All of these resources are available on the education page of the employee coronavirus website. 

Under the guidance of Infection Prevention, the NaMES team continues to support super users and employees by providing regular feedback and updates on the latest PPE information. 

 What have been the biggest challenges? 

Delivering training in very short time frames and staying aware of changes with PPE have been challenging.   

The evolving situation and varied information and communication have at times, created frustration and anxiety in employeesIt has been a real challenge to ensure that they are updated about changes quickly.  
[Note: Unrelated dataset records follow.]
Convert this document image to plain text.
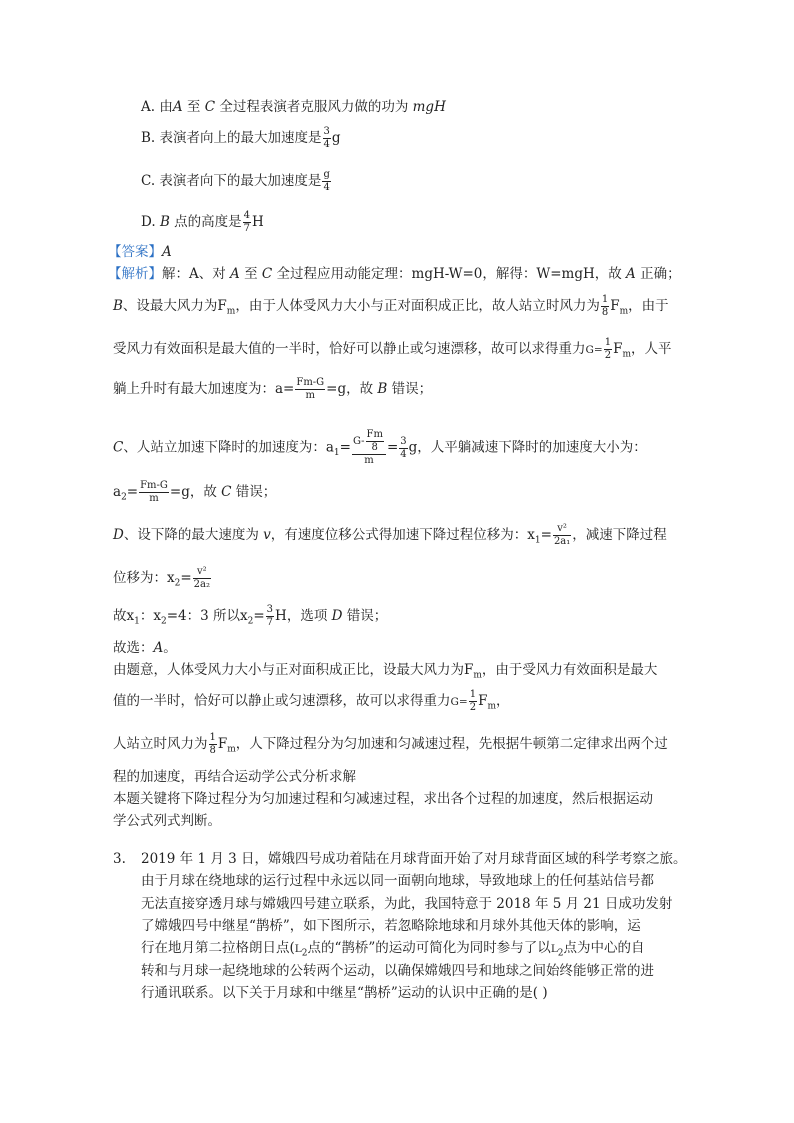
A. 由A 至 C 全过程表演者克服风力做的功为 mgH
B. 表演者向上的最大加速度是 $\frac{3}{4}$ g
C. 表演者向下的最大加速度是 $\frac{g}{4}$
D. B 点的高度是 $\frac{4}{7}$ H
【答案】A
【解析】解：A、对 A 至 C 全过程应用动能定理：mgH-W=0，解得：W=mgH，故 A 正确；
B、设最大风力为$F_m$，由于人体受风力大小与正对面积成正比，故人站立时风力为 $\frac{1}{8} F_m$，由于
受风力有效面积是最大值的一半时，恰好可以静止或匀速漂移，故可以求得重力$G= \frac{1}{2} F_m$，人平
躺上升时有最大加速度为：$a= \frac{Fm-G}{m} =g$，故 B 错误；
C、人站立加速下降时的加速度为：$a_1= \frac{G- \frac{Fm}{8}}{m} = \frac{3}{4}$ g，人平躺减速下降时的加速度大小为：
$a_2= \frac{Fm-G}{m} =g$，故 C 错误；
D、设下降的最大速度为 v，有速度位移公式得加速下降过程位移为：$x_1= \frac{\text{v²}}{\text{2a₁}}$ ，减速下降过程
位移为：$x_2= \frac{\text{v²}}{\text{2a₂}}$
故$x_1$：$x_2=4$：3 所以$x_2= \frac{3}{7}$ H，选项 D 错误；
故选：A。
由题意，人体受风力大小与正对面积成正比，设最大风力为$F_m$，由于受风力有效面积是最大
值的一半时，恰好可以静止或匀速漂移，故可以求得重力$G= \frac{1}{2} F_m$，
人站立时风力为 $\frac{1}{8} F_m$，人下降过程分为匀加速和匀减速过程，先根据牛顿第二定律求出两个过
程的加速度，再结合运动学公式分析求解
本题关键将下降过程分为匀加速过程和匀减速过程，求出各个过程的加速度，然后根据运动
学公式列式判断。
3. 2019 年 1 月 3 日，嫦娥四号成功着陆在月球背面开始了对月球背面区域的科学考察之旅。
由于月球在绕地球的运行过程中永远以同一面朝向地球，导致地球上的任何基站信号都
无法直接穿透月球与嫦娥四号建立联系，为此，我国特意于 2018 年 5 月 21 日成功发射
了嫦娥四号中继星“鹊桥”，如下图所示，若忽略除地球和月球外其他天体的影响，运
行在地月第二拉格朗日点($L_2$点的“鹊桥”的运动可简化为同时参与了以$L_2$点为中心的自
转和与月球一起绕地球的公转两个运动，以确保嫦娥四号和地球之间始终能够正常的进
行通讯联系。以下关于月球和中继星“鹊桥”运动的认识中正确的是( )
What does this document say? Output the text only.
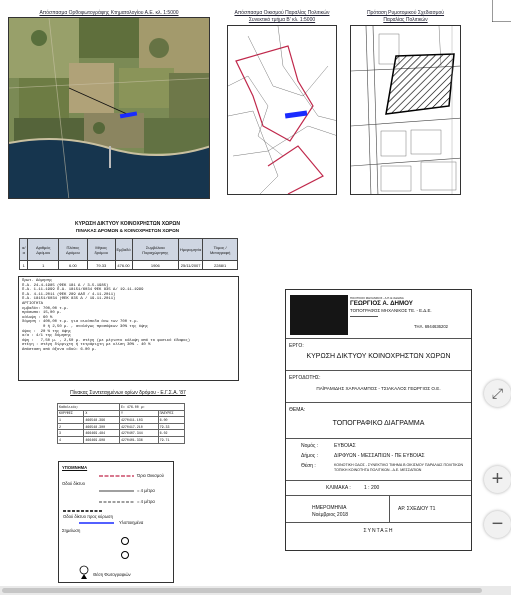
Απόσπασμα Ορθοφωτογράφης Κτηματολογίου Α.Ε. κλ. 1:5000	Απόσπασμα Οικισμού Παραλίας Πολιτικών
Συνεκτικό τμήμα Β' κλ. 1:5000
Πρόταση Ρυμοτομικού Σχεδιασμού
Παραλίας Πολιτικών
ΚΥΡΩΣΗ ΔΙΚΤΥΟΥ ΚΟΙΝΟΧΡΗΣΤΩΝ ΧΩΡΩΝ
ΠΙΝΑΚΑΣ ΔΡΟΜΩΝ & ΚΟΙΝΟΧΡΗΣΤΩΝ ΧΩΡΩΝ
α/α	Αριθμός Δρόμου	Πλάτος Δρόμου	Μήκος δρόμου	Εμβαδό	Συμβόλαιο Παραχώρησης	Ημερομηνία	Τόμος /Μεταγραφή
1	1	6.00	79.33	476.00	1906	25/11/2007	2288/1
Πρωτ. Δόμησης
Π.Δ. 24-4-1985 (ΦΕΚ 181 Δ / 3-5-1985)
Π.Δ. 1-11-1999 Π.Δ. 18151/6034 ΦΕΚ 835 Δ/ 19-11-1999
Π.Δ. 4-11-2011 (ΦΕΚ 289 ΑΑΠ / 4-11-2011)
Π.Δ. 18151/6034 (ΦΕΚ 835 Δ / 19-11-2011)
ΑΡΤΙΟΤΗΤΑ
εμβαδόν: 700,00 τ.μ.
πρόσωπο: 15,00 μ.
κάλυψη : 60 %
δόμηση : 400,00 τ.μ. για οικόπεδα άνω των 700 τ.μ.
0 ή 2,50 μ. , αναλόγως προσόψεων 30% της όψης
ύψος :  20 % της όψης
α/α : 4/1 της δόμησης
όψη :   7,50 μ. , 2,50 μ. στέγη (με μέγιστο κάλυψη από το φυσικό έδαφος)
στέγη : στέγη δίρριχτη ή τετράριχτη με κλίση 30% - 40 %
Απόσταση από άξονα οδού: 6.00 μ.
Πίνακας Συντεταγμένων ορίων δρόμου - Ε.Γ.Σ.Α. '87
Καθολικός:		Ε= 476.00 μ²	
ΚΟΡΥΦΕΣ	Χ	Υ	ΠΛΕΥΡΕΣ
1	466548.396	4270411.103	6.00
2	466548.300	4270417.210	79.33
3	466469.484	4270407.344	6.02
4	466469.908	4270401.336	79.71
ΥΠΟΜΝΗΜΑ
Όριο Οικισμού
Οδού δίκτυο
= 4 μέτρα
= 4 μέτρα
Οδού δίκτυο προς κύρωση
Υλοποιημένα
Σημείωση
Θέση Φωτογραφιών
ΠΟΛΙΤΙΚΟΣ ΜΗΧΑΝΙΚΟΣ - Α.Π.Θ./ΑΘΗΝΑ
ΓΕΩΡΓΙΟΣ Α. ΔΗΜΟΥ
ΤΟΠΟΓΡΑΦΟΣ ΜΗΧΑΝΙΚΟΣ ΤΕ. - Ε.Δ.Ε.
ΤΗΛ. 6944636202
ΕΡΓΟ:
ΚΥΡΩΣΗ ΔΙΚΤΥΟΥ ΚΟΙΝΟΧΡΗΣΤΩΝ ΧΩΡΩΝ
ΕΡΓΟΔΟΤΗΣ:
ΠΑΪΡΑΜΙΔΗΣ ΧΑΡΑΛΑΜΠΟΣ - ΤΣΙΑΚΑΛΟΣ ΓΕΩΡΓΙΟΣ Ο.Ε.
ΘΕΜΑ:
ΤΟΠΟΓΡΑΦΙΚΟ ΔΙΑΓΡΑΜΜΑ
Νομός :	ΕΥΒΟΙΑΣ
Δήμος :	ΔΙΡΦΥΩΝ - ΜΕΣΣΑΠΙΩΝ - ΠΕ ΕΥΒΟΙΑΣ
Θέση :	ΚΟΙΝΟΤΙΚΗ ΟΔΟΣ - ΣΥΝΕΚΤΙΚΟ ΤΜΗΜΑ Β ΟΙΚΙΣΜΟΥ ΠΑΡΑΛΙΑΣ ΠΟΛΙΤΙΚΩΝ
ΤΟΠΙΚΗ ΚΟΙΝΟΤΗΤΑ ΠΟΛΙΤΙΚΩΝ - Δ.Ε. ΜΕΣΣΑΠΙΩΝ
ΚΛΙΜΑΚΑ :	1 : 200
ΗΜΕΡΟΜΗΝΙΑ
Νοέμβριος 2018
ΑΡ. ΣΧΕΔΙΟΥ Τ1
ΣΥΝΤΑΞΗ
⤢
+
−
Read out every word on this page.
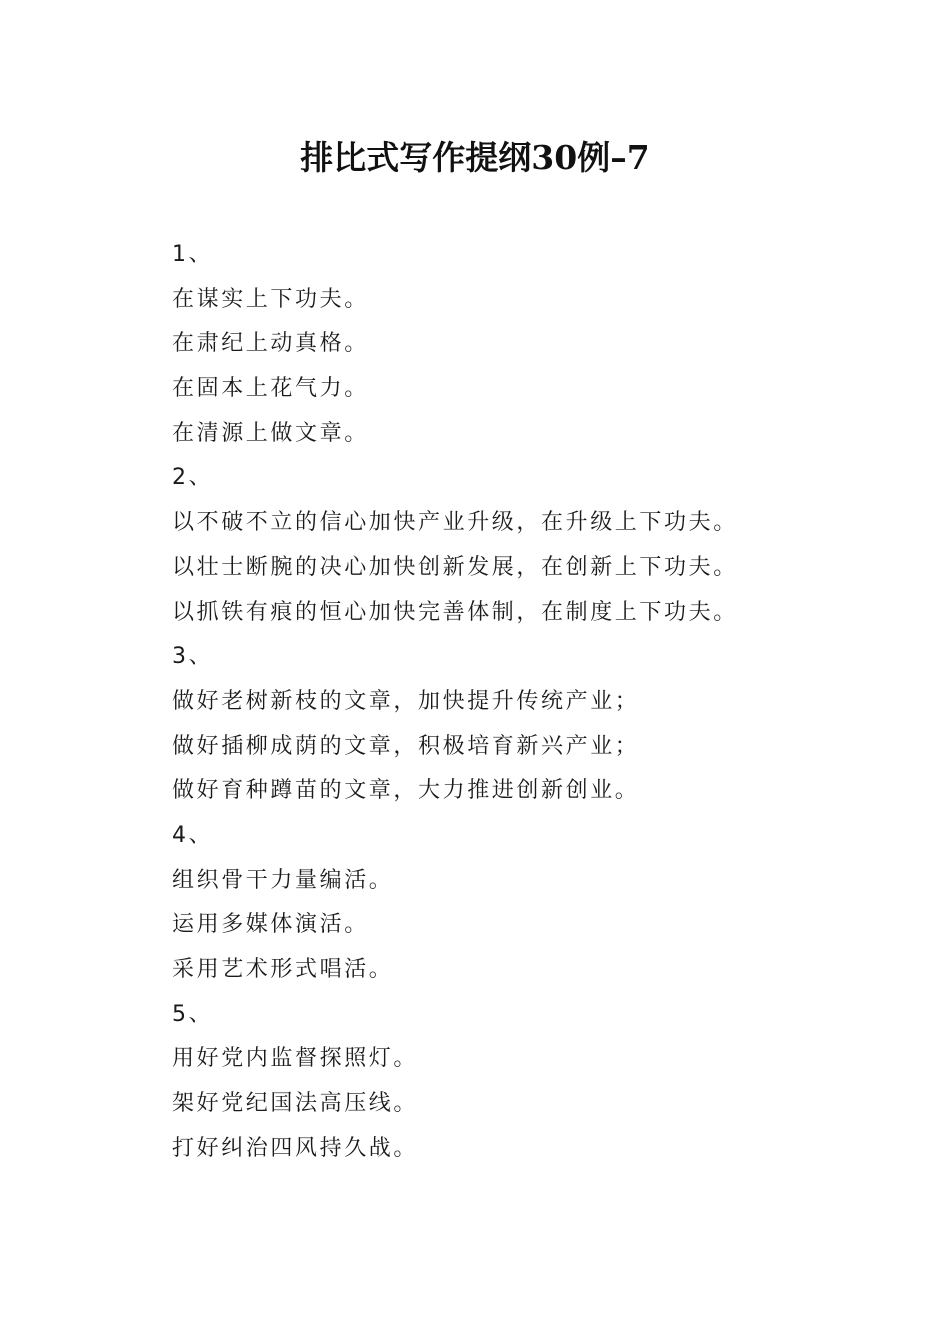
排比式写作提纲30例–7
1、
在谋实上下功夫。
在肃纪上动真格。
在固本上花气力。
在清源上做文章。
2、
以不破不立的信心加快产业升级，在升级上下功夫。
以壮士断腕的决心加快创新发展，在创新上下功夫。
以抓铁有痕的恒心加快完善体制，在制度上下功夫。
3、
做好老树新枝的文章，加快提升传统产业；
做好插柳成荫的文章，积极培育新兴产业；
做好育种蹲苗的文章，大力推进创新创业。
4、
组织骨干力量编活。
运用多媒体演活。
采用艺术形式唱活。
5、
用好党内监督探照灯。
架好党纪国法高压线。
打好纠治四风持久战。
The team has remained calm and adapted to this, being flexible with communication and changesand keeping employee safety and support as our priority.   

Delivering virtual face-to-face PPE sessions in spaces while ensuring that physical distancing is maintained, has definitely proved challenging.  

 What strategies or techniques have you implemented to overcome these hurdles? 

Open, honest and transparent communication with everyone has been paramount.   

Acknowledging, sometimes, that answers are not known and that work is being done by many to deliver these accurately, has been challenging to communicate to employees and provide them with support, although we always encourage everyone to be agile in this evolving and fluctuating time.   

Providing training in such a dynamic space requires techniques that empower individuals to take ownership of their professional development, provide the motivation to stay up-to-date and direct people to resources that contain the latest information, which the NaMES team has led extremely well.   

How satisfying has it been to contribute in this way? 

Working collaboratively across disciplines and coming together as a bigger team has been rewarding.   

Whilst PPE training is not the most technically difficult information to teach, it is arguably one of the most significant during this pandemic. Ultimately, this training is essential to saving lives. To maintain our workforce, and in order to continue to provide exceptional patient care, we must ensure we all stay safe and well. 

In addition to delivering the training, how important has it been to provide emotional support and reassurance? 

In the beginning, this was difficult.  There were lots of mixed messages and heightened anxiety around availability and the requirements while the tiers of PPE were clarified.   

It was important to show trust in our infection prevention experts to make the right decisions on our behalf.  Remaining calm, being empathetic to employees and sharing the burden together has been necessary to help reassure and support everyone.    

Facilitating education to groups of people can be very intimidating, so the super users have done a fantastic job in stepping up to this role.  I would like to give a shout out of thanks to all those who have taken on these roles.